Sem o receio da rejeição do público para com a dramaturgia apresentada, Silvio conta que a história tem mirado em outro lugar: o discurso. “Tocamos em todos os assuntos possíveis. Falamos de uma maneira mais delicada e para um público mais jovem. Sem os aspectos de violência de uma novela das 21h, mas com uma vontade de, exatamente, formar esse público. Isso abriu muitas possibilidades dentro da trama.”

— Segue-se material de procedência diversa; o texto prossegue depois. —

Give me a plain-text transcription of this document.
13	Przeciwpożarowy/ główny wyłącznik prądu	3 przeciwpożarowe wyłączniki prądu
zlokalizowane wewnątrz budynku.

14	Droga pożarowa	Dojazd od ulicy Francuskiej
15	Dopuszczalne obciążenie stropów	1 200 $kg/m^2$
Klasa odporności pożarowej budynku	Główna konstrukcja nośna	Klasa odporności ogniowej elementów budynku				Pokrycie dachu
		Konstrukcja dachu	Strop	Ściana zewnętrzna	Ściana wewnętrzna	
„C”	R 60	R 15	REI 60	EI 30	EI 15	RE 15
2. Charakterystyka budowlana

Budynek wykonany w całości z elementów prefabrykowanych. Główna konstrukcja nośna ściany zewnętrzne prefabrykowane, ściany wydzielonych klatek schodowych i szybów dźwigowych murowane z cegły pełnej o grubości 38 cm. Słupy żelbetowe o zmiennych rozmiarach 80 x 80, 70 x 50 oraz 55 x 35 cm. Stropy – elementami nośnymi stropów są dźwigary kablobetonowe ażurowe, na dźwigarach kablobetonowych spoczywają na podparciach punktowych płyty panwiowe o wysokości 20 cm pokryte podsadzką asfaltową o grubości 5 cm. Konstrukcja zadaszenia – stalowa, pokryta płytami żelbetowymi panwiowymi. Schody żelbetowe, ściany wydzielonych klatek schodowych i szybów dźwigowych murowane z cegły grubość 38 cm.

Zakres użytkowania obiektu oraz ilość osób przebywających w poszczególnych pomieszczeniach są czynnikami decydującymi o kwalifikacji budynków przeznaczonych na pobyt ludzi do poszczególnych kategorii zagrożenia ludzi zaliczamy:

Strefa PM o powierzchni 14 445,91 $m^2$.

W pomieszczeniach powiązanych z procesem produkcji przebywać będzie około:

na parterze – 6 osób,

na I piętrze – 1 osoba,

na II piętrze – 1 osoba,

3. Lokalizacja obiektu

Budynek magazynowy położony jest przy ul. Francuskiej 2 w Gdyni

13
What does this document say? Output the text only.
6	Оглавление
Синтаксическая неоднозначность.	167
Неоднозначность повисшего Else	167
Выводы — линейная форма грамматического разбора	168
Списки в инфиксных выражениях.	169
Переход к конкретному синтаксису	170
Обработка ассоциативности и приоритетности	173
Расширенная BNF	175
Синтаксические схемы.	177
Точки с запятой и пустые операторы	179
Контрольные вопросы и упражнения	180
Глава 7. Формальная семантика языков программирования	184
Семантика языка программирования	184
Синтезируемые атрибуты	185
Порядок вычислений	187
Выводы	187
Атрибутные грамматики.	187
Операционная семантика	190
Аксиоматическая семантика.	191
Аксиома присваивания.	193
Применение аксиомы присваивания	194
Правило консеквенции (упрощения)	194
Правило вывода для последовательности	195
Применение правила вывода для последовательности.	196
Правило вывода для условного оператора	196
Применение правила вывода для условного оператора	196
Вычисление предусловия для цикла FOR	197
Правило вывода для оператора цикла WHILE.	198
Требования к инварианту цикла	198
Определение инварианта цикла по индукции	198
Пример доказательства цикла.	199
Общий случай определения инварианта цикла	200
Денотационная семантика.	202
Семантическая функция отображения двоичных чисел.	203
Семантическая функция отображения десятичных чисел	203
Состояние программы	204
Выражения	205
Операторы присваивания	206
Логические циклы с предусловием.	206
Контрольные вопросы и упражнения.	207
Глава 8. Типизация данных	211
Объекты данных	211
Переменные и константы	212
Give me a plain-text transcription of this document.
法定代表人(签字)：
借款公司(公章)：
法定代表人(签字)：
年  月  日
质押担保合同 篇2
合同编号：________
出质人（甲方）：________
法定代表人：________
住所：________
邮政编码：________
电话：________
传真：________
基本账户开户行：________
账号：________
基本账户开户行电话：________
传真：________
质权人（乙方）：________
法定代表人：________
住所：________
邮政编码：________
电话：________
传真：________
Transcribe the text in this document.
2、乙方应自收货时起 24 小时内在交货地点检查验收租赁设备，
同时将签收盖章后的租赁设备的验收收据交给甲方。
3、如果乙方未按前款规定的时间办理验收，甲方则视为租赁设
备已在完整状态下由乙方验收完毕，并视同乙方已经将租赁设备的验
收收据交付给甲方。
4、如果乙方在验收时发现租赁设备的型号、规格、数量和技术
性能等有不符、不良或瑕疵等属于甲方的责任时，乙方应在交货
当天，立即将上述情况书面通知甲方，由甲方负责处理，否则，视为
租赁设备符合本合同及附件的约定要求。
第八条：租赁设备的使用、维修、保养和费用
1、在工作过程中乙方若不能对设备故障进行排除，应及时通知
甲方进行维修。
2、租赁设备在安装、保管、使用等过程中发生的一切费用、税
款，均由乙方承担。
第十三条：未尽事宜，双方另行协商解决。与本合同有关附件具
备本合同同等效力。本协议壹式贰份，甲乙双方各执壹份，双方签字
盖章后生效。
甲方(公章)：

Diretor de teledramaturgia diária da Rede Globo, Sílvio de Abreu frisa que "Malhação" não é "só uma históia de mocinho e mocinha" (Foto: Divulgação)
Diretor de teledramaturgia diária da Rede Globo, Sílvio de Abreu frisa que "Malhação" não é "só uma históia de mocinho e mocinha" (Foto: Divulgação)

Esses espectadores jovens permitem uma discussão que é por diversas vezes mais orgânica do que aquela conseguida pela emissora com a audiência adulta. Tanto que, nos últimos anos, personagens originalmente LGBT+ veem suas narrativas alteradas ao longo dos capítulos pela resistência e rejeição do público. Mas como seriam as história desses personagens com a torcida da audiência?

Foto: Divulgação

#Santiel

Atentos às minorias e causas sociais que ditam o discurso e o zeitgeist brasileiro, os personagens têm aparecido mais engajados e empoderados a cada nova temporada de “Malhação”. Em Vidas Brasileiras, a trama de 2018, Santiago (Giovanni Dupico) e Michael (Pedro Vinícius) formaram um casal gay que driblava dúvidas e certezas da adolescência, incluindo suas questões sexuais, enquanto milhares de jovens e adolescentes torciam nas redes sociais.

“O Michael viveu uma história que eu considero muito importante e necessária. Ele estava ali para ser muito mais do que esperavam que ele pudesse ser. Personagens LGBTQI+ normalmente não vão muito além da própria sexualidade, o que é muito triste porque ninguém é uma coisa só”, conta Pedro, em entrevista à Revista Híbrida.

Apaixonado por um jogador de futebol que reprimia sua sexualidade por conta do meio em que vivia, Michael precisou se esforçar para ganhar um selinho. O beijo, que encerrou o capítulo do dia, foi esperado por dias e inundou as redes sociais com mensagens positivas e fãs shippando o casal. Mas, diferente dos casais heterossexuais da novela, as demonstrações de carinho não foram constantes na tela e os beijos pararam por ali.

Pedro Vinícius deu vida à Michael em "Malhação - Vidas Brasileiras" (Foto: Divulgação)
Pedro Vinícius deu vida à Michael em "Malhação - Vidas Brasileiras" (Foto: Divulgação)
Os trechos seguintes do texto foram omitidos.